Subject: Re: pkgsrc on SMP machines
To: Manuel Bouyer <bouyer@antioche.eu.org>
From: Lars Nordlund <lars.nordlund@hem.utfors.se>
List: tech-pkg
Date: 12/22/2005 22:54:23
On Thu, 22 Dec 2005 19:38:54 +0100
Manuel Bouyer <bouyer@antioche.eu.org> wrote:
> What the bulk build scripts do is to keep in the sandbox the packages
> on which depends the package being build, and only this one.
> This is to avoid hidden dependancies because a configure script would
> pick up a third-party binary or librarie if it finds it, even if we don't
> want to this package to depend on it. This is something that has to
> stay (or we have to fix the configure scripts)

Ok, no problem. It is just so much easier to solve a problem when
all the requirements have been specified..

> This is how the bulk build script works too.

Ok.

> Installing/deinstalling packages takes a fair amount of time, and
> some large part of the builds would just reinstall packages wich have
> just been removed (it's common to build in a row several packages which
> all depends on the same things - see the kde locale packages for example)

This optimization will be tricky to keep. Perhaps learn make(1) to sort
build jobs so the ones with the same dependencies are done "as much in
parallel as possible".. Uhm, no. They should not be done in parallel,
instead they should be put into one specific 'job-queue'.. And how to
control which 'job-queue' a target is run in? No, forget this. :-)

I think the win will be bigger to be able to schedule builds over many
machines, then to optimize for the fewest amount of pkg_add/pkg_delete.

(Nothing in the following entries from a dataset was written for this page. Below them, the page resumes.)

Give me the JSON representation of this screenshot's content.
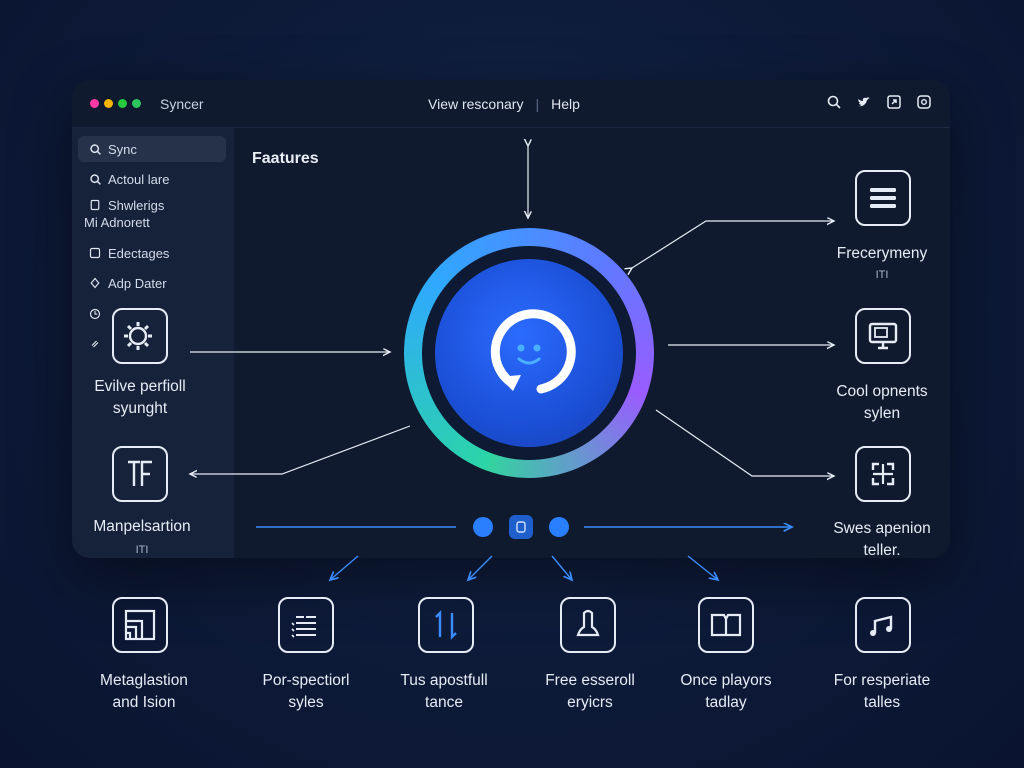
{
  "app": {
    "title": "Syncer",
    "menu": [
      "View resconary",
      "Help"
    ]
  },
  "colors": {
    "dot1": "#ff3aa6",
    "dot2": "#f7b500",
    "dot3": "#27c93f",
    "dot4": "#2ec55f",
    "accent": "#2a7fff"
  },
  "sidebar": {
    "items": [
      {
        "icon": "search-icon",
        "label": "Sync"
      },
      {
        "icon": "search-icon",
        "label": "Actoul lare"
      },
      {
        "icon": "document-icon",
        "label": "Shwlerigs"
      },
      {
        "icon": "",
        "label": "Mi Adnorett"
      },
      {
        "icon": "edit-icon",
        "label": "Edectages"
      },
      {
        "icon": "plugin-icon",
        "label": "Adp Dater"
      }
    ]
  },
  "main": {
    "section_title": "Faatures"
  },
  "left_features": [
    {
      "icon": "gear-icon",
      "label_line1": "Evilve perfioll",
      "label_line2": "syunght"
    },
    {
      "icon": "tf-icon",
      "label_line1": "Manpelsartion",
      "sublabel": "ITI"
    }
  ],
  "right_features": [
    {
      "icon": "list-icon",
      "label_line1": "Frecerymeny",
      "sublabel": "ITI"
    },
    {
      "icon": "monitor-icon",
      "label_line1": "Cool opnents",
      "label_line2": "sylen"
    },
    {
      "icon": "grid-icon",
      "label_line1": "Swes apenion",
      "label_line2": "teller."
    }
  ],
  "bottom_features": [
    {
      "icon": "layers-icon",
      "label_line1": "Metaglastion",
      "label_line2": "and Ision"
    },
    {
      "icon": "checklist-icon",
      "label_line1": "Por-spectiorl",
      "label_line2": "syles"
    },
    {
      "icon": "arrows-icon",
      "label_line1": "Tus apostfull",
      "label_line2": "tance"
    },
    {
      "icon": "person-icon",
      "label_line1": "Free esseroll",
      "label_line2": "eryicrs"
    },
    {
      "icon": "book-icon",
      "label_line1": "Once playors",
      "label_line2": "tadlay"
    },
    {
      "icon": "music-icon",
      "label_line1": "For resperiate",
      "label_line2": "talles"
    }
  ]
}
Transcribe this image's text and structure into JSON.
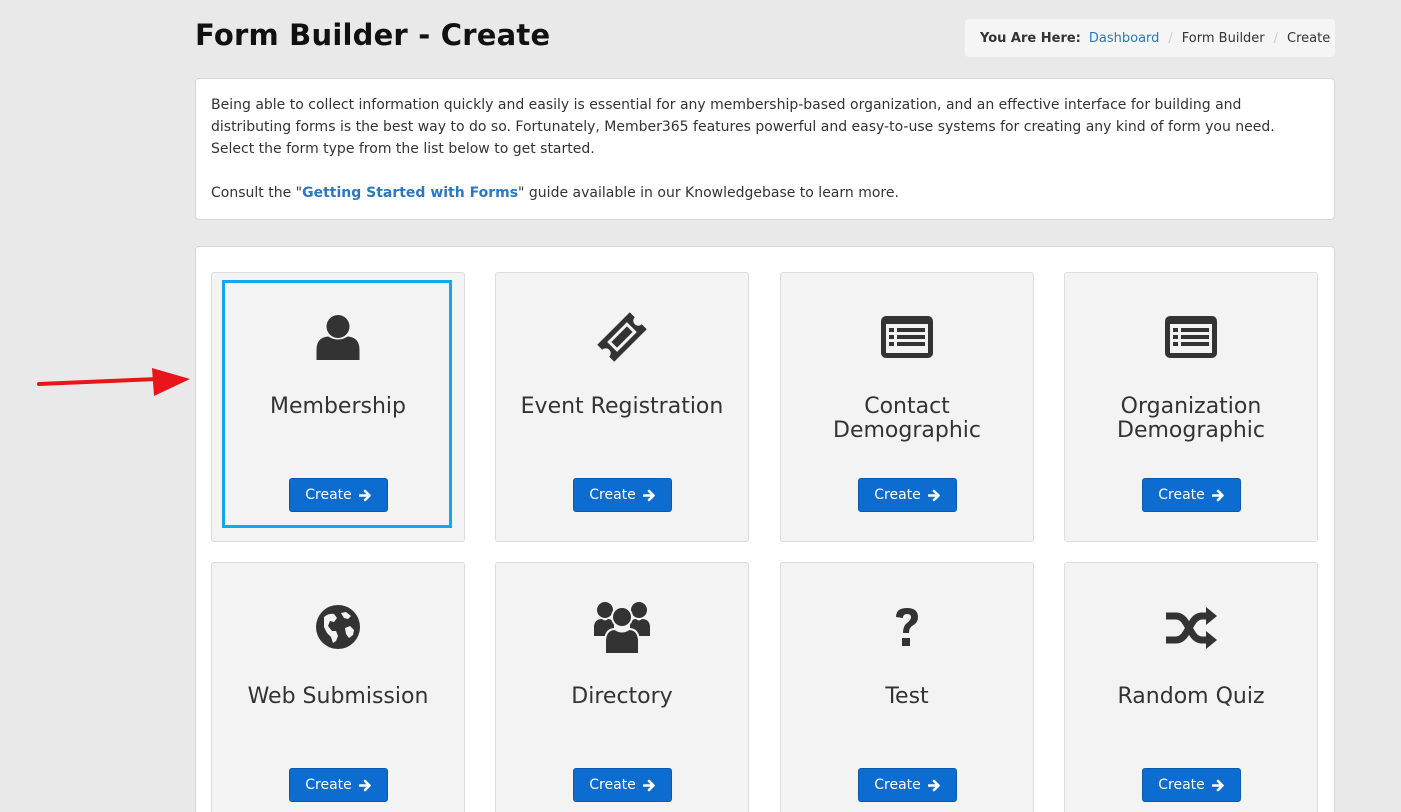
{
  "header": {
    "title": "Form Builder - Create"
  },
  "breadcrumb": {
    "lead": "You Are Here:",
    "items": [
      "Dashboard",
      "Form Builder",
      "Create"
    ],
    "separator": "/"
  },
  "intro": {
    "paragraph": "Being able to collect information quickly and easily is essential for any membership-based organization, and an effective interface for building and distributing forms is the best way to do so. Fortunately, Member365 features powerful and easy-to-use systems for creating any kind of form you need. Select the form type from the list below to get started.",
    "consult_prefix": "Consult the \"",
    "consult_link": "Getting Started with Forms",
    "consult_suffix": "\" guide available in our Knowledgebase to learn more."
  },
  "tiles": [
    {
      "title": "Membership",
      "icon": "user-icon",
      "button": "Create"
    },
    {
      "title": "Event Registration",
      "icon": "ticket-icon",
      "button": "Create"
    },
    {
      "title": "Contact\nDemographic",
      "icon": "list-alt-icon",
      "button": "Create"
    },
    {
      "title": "Organization\nDemographic",
      "icon": "list-alt-icon",
      "button": "Create"
    },
    {
      "title": "Web Submission",
      "icon": "globe-icon",
      "button": "Create"
    },
    {
      "title": "Directory",
      "icon": "group-icon",
      "button": "Create"
    },
    {
      "title": "Test",
      "icon": "question-icon",
      "button": "Create"
    },
    {
      "title": "Random Quiz",
      "icon": "random-icon",
      "button": "Create"
    }
  ],
  "colors": {
    "accent": "#0c6ccf",
    "selection_border": "#10a8ee",
    "annotation_arrow": "#e8161b",
    "link": "#2a78c2"
  }
}
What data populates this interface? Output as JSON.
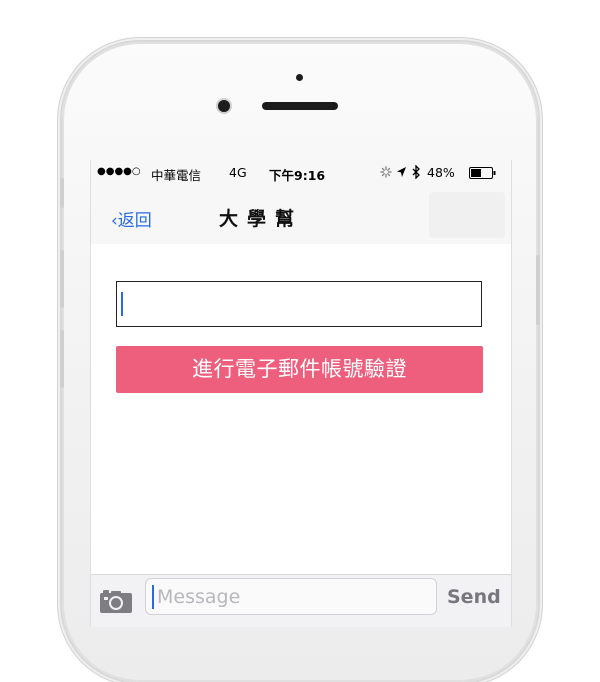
{
  "status_bar": {
    "signal": "●●●●○",
    "carrier": "中華電信",
    "network": "4G",
    "time": "下午9:16",
    "battery_percent": "48%"
  },
  "nav": {
    "back_label": "‹返回",
    "title": "大學幫"
  },
  "form": {
    "email_value": "",
    "verify_button_label": "進行電子郵件帳號驗證"
  },
  "message_bar": {
    "placeholder": "Message",
    "send_label": "Send"
  },
  "colors": {
    "accent": "#2a6ae0",
    "verify_button": "#ee5f7d"
  },
  "icons": [
    "camera-icon",
    "location-arrow-icon",
    "bluetooth-icon",
    "battery-icon",
    "activity-spinner-icon"
  ]
}
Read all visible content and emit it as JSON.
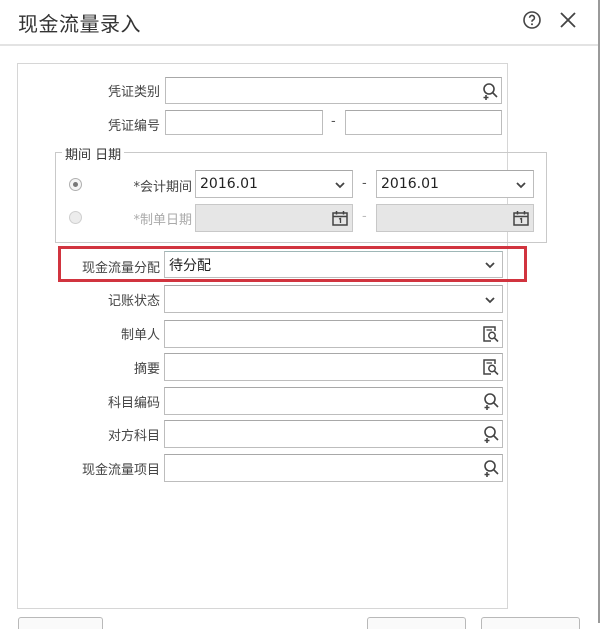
{
  "dialog": {
    "title": "现金流量录入",
    "help_icon": "help-circle-icon",
    "close_icon": "close-icon"
  },
  "form": {
    "voucher_type": {
      "label": "凭证类别",
      "value": "",
      "icon": "search-add-icon"
    },
    "voucher_number": {
      "label": "凭证编号",
      "from": "",
      "to": "",
      "separator": "-"
    },
    "period_group": {
      "legend": "期间 日期",
      "accounting_period": {
        "label": "*会计期间",
        "selected": true,
        "from": "2016.01",
        "to": "2016.01",
        "separator": "-"
      },
      "voucher_date": {
        "label": "*制单日期",
        "selected": false,
        "from": "",
        "to": "",
        "separator": "-",
        "disabled": true,
        "icon": "calendar-icon"
      }
    },
    "cashflow_allocation": {
      "label": "现金流量分配",
      "value": "待分配",
      "highlight_color": "#d1343f"
    },
    "posting_status": {
      "label": "记账状态",
      "value": ""
    },
    "preparer": {
      "label": "制单人",
      "value": "",
      "icon": "lookup-list-icon"
    },
    "summary": {
      "label": "摘要",
      "value": "",
      "icon": "lookup-list-icon"
    },
    "account_code": {
      "label": "科目编码",
      "value": "",
      "icon": "search-add-icon"
    },
    "counter_account": {
      "label": "对方科目",
      "value": "",
      "icon": "search-add-icon"
    },
    "cashflow_item": {
      "label": "现金流量项目",
      "value": "",
      "icon": "search-add-icon"
    }
  }
}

> Yes, just start a script in a chroot. But probably with a lot of parameters
> to the scripts.
> For optimisations, and in order to avoid recomputing the same thing
> again and again, it'll probably have to be a bit more complex than that,
> with caches.

FreeBSD used to (perhaps still have?) problems with OpenOffice (and a
few other beasts) in their bulk build cluster. They wanted to make
make start with them as soon as possible and not waste the smaller
packages on all machines for longer periods of time.. Do not know how
to explain better.. Take for example qt/kdelibs/kdebase .. One chain of
dependencies.. Big packages also.. You really want to make sure you
have enough of the other packages available to build in parallel with
these big boys.

So.. I have been thinking about some way to hint about "heavy targets"
in a Makefile to get better multi-job scheduling out of make.. But this
is also a bit too much science fiction yet.

> > Never having used the bulk and tested mk/bulk/mksandbox.. Is it
> > possible to have two or more of these active on the same machine at the
> > same time?
> 
> Yes, but in different chroots :)

Ah :-)


Best regards,
	Lars Nordlund